I think a certain silliness of intent more clearly defines — for me, at least — what a song requires to be a novelty song and “I Saw Mommy…” unquestionably has that. (So does “Grandma Got, etc.,” but it’s a really deplorable kind of silly. It does tell a story, though.) “All I Want for Christmas Is My Two Front Teeth” is also quite undeniably a Christmas novelty song and it doesn’t really tell a story at all, at least no more than other songs do, but it has silliness of intent in spades (though I’d probably hate to have it turn up as an earworm and would possibly commit suicide if it ever does).

What other Christmas novelty songs are there? “The Heat Miser Song,” from the 1974 Rankin-Bass animated TV special The Year Without a Santa Claus, has a distinct silliness when heard played separately from the original context. Really, within context it’s even sillier because, let’s face it, the whole cartoon is a novelty if a little bit of a sad one. In musical theater terms, “The Heat Miser Song” is an “I Am” song, where a character uses music as a medium for monologuing about himself. And Heat Miser is a pretty darned silly character.

And Eartha Kitt’s 1953 hit “Santa Baby” is a Christmas novelty song, because it deliberately misses the true spirit of Christmas and goes right to what we’ve suspected was the underlying reason for Christmas all along: sheer, naked greed. These days it may be better known from covers by singers ranging from Madonna to Ariana Grande to Taylor Swift.

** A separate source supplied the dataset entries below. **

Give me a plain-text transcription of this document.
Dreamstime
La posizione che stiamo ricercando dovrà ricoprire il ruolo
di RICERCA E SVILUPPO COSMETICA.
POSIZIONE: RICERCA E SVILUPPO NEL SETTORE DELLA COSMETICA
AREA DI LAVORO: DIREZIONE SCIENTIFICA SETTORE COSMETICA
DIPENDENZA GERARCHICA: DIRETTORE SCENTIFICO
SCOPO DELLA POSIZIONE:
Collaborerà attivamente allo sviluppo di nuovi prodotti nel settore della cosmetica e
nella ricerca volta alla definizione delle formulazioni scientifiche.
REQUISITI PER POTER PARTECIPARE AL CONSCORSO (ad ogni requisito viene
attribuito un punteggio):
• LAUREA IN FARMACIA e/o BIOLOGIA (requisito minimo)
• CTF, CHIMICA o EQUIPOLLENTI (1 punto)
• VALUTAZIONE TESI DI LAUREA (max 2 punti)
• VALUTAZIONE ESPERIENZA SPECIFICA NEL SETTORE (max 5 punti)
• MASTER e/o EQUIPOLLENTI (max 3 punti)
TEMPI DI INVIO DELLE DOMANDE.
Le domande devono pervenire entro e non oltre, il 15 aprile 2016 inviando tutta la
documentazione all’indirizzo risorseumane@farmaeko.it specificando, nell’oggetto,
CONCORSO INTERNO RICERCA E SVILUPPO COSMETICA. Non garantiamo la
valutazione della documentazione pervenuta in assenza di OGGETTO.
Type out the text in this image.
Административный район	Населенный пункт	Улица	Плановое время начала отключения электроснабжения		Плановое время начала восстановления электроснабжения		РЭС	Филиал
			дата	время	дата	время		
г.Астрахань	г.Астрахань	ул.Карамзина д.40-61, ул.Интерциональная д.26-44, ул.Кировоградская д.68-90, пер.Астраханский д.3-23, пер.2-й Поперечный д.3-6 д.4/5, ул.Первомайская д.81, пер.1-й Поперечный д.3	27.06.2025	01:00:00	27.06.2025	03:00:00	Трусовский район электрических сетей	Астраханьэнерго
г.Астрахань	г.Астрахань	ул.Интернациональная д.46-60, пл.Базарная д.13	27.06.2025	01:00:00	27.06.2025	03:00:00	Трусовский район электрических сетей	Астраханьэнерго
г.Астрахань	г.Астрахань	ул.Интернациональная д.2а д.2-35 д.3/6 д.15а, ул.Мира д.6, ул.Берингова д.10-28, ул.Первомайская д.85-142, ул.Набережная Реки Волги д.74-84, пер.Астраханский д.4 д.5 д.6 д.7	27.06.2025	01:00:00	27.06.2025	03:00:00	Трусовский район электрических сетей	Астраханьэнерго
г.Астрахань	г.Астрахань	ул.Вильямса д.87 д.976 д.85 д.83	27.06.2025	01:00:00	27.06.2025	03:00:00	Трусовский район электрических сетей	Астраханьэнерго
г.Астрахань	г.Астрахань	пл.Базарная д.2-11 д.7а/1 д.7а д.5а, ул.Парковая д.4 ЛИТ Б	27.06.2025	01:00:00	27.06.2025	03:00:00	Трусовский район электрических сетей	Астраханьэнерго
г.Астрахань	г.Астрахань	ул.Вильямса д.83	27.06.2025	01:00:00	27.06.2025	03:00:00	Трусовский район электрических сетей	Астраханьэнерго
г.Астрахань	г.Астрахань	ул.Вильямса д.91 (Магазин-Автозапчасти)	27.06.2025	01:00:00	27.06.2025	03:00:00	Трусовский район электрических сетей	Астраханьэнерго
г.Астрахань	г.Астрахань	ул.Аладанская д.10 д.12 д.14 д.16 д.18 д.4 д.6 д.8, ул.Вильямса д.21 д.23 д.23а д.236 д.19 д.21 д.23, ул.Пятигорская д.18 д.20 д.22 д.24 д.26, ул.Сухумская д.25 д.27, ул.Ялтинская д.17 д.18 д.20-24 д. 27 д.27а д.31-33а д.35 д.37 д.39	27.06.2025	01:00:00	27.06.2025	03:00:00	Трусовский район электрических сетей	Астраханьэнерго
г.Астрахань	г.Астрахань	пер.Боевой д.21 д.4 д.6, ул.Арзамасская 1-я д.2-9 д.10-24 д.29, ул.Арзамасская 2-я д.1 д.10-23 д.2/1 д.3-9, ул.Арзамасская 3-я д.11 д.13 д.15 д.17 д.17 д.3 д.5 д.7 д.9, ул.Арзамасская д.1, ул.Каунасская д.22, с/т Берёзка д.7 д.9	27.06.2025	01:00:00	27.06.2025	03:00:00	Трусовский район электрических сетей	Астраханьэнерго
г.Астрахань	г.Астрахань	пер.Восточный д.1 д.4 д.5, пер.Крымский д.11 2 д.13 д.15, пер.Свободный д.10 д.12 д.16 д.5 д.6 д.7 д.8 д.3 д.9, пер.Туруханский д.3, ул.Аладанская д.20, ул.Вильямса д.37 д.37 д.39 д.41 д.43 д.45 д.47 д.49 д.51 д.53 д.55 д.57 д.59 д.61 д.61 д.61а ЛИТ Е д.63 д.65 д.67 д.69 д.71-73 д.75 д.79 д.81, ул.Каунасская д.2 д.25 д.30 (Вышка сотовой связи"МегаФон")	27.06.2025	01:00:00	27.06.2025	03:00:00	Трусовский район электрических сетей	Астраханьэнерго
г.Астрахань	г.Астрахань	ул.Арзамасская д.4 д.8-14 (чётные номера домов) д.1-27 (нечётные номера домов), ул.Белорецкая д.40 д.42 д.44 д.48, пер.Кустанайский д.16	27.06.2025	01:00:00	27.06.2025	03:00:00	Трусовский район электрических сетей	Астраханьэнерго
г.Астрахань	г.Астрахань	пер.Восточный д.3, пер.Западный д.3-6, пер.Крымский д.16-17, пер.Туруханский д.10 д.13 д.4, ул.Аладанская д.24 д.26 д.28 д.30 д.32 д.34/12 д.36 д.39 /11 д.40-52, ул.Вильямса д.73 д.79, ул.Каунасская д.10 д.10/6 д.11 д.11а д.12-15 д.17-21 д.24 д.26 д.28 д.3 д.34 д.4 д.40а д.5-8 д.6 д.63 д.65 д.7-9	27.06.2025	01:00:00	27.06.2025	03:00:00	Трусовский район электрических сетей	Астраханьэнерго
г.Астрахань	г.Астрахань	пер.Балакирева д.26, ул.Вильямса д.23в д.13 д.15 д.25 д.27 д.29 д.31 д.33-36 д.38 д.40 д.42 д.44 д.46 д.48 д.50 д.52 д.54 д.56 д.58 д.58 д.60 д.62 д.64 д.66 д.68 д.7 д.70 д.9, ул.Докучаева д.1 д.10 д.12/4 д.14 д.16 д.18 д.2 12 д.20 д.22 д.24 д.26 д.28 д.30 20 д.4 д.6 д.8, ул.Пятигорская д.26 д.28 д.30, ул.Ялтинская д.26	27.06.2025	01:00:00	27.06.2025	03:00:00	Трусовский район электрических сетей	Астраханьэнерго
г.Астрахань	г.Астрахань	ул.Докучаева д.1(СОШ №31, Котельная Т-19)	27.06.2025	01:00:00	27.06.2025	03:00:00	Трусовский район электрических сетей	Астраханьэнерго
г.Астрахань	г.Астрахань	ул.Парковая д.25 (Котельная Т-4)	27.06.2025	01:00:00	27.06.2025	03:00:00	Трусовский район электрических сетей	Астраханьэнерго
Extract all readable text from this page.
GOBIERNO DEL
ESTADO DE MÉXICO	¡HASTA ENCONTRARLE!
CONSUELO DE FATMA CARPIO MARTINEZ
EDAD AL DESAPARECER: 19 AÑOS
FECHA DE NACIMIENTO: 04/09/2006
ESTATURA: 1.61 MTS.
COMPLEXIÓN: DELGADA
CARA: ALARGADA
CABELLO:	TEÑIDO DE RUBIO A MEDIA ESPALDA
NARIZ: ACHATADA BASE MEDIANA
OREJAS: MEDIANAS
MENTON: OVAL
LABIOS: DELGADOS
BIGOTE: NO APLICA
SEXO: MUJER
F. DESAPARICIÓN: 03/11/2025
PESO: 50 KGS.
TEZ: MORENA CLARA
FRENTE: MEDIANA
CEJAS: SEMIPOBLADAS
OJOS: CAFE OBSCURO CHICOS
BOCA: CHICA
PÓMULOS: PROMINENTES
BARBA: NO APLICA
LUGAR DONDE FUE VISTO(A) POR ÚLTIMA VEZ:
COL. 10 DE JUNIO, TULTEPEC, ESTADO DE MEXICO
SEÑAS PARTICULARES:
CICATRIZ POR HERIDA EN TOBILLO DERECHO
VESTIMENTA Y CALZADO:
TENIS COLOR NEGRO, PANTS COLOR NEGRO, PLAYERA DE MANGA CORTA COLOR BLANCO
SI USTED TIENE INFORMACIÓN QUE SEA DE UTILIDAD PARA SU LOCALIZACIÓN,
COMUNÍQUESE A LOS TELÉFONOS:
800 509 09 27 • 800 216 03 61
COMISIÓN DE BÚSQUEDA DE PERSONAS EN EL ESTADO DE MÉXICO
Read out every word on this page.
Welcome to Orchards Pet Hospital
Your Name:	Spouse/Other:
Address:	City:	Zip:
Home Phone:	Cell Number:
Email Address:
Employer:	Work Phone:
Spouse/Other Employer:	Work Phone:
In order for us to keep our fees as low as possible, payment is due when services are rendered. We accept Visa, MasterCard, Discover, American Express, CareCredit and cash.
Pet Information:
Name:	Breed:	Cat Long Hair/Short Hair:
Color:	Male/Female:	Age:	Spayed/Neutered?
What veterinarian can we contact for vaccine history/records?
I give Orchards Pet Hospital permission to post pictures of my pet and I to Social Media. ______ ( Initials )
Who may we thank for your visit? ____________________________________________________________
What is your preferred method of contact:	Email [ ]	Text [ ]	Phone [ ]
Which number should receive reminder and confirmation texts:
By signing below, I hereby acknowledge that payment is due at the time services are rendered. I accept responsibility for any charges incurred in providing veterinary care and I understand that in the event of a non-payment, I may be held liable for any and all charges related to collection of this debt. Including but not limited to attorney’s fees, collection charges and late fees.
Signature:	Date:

Now come on. Doesn’t “Santa’s Super Sleigh” belong in this list? Sure it does, even if the most complete version extant can’t seem to understand that. Nick Hornby invented a prototypical Christmas novelty song as a way of putting Will in the perpetual adolescent state that About a Boy finally resolves and, if nothing else, its sheer lack of existence makes it a novelty. But I think it was intended as a novelty song all along.

Now where’s Nick Hornby’s Twitter address?

Postscript: Amy pointed out that I’d missed an important Christmas novelty song. (Actually, I probably missed several.) But Gayla Peevey’s “I Want a Hippotamus for Christmas” deserves a high place on the list because it’s about as novel as Christmas novelty songs get without degenerating to the level of  “Grandma Got Run Over by a Reindeer.” It was a hit in 1953, but totally vanished from radio airplay until uber-quirky-DJ Dr. Demento, as much of an expert on novelty songs as the airwaves have ever had, revived it on a novelty song anthology in the 2000s. Now it’s become inescapable, almost relentlessly so, but its sheer cuteness makes it bearable, maybe even loveable.

And I’d like to add the somewhat lesser-known “Chrissy the Christmas Mouse,” recorded God-knows-when by Debbie Reynolds and Donald O’Connor, that I didn’t start hearing on the radio until about 2003, which maybe coincidentally is the year Donald O’Connor died. It’s an attempt to create a new Rudolph the Reindeer-style story song about a previously unheralded Christmas character, an adorable mouse who “lives in the middle of Santa’s house,” that never got the traction (or tailwind) that Rudolph did. But it still gets played and like any good Christmas novelty song makes up in charm what it may lack in musical quality.

That about covers it, yes? Or are there other Christmas novelty songs lurking out there that actually get airplay (or streaming play) that I’ve missed? Suggestions are welcome.

I finally broke down and looked up “Santa’s Super Sleigh” on Google. The version for the film was written by composer Peter Brewis, but I’m pretty sure the full version on YouTube wasn’t anywhere in the movie. Maybe on the soundtrack album?

And now that I look back over Nick Hornby’s original lyrics, I’m convinced that, while he meant “Super Sleigh” as a novelty song, he meant it as a really bad novelty song. Is it possible that Nick “High Fidelity” Hornby hates Christmas music?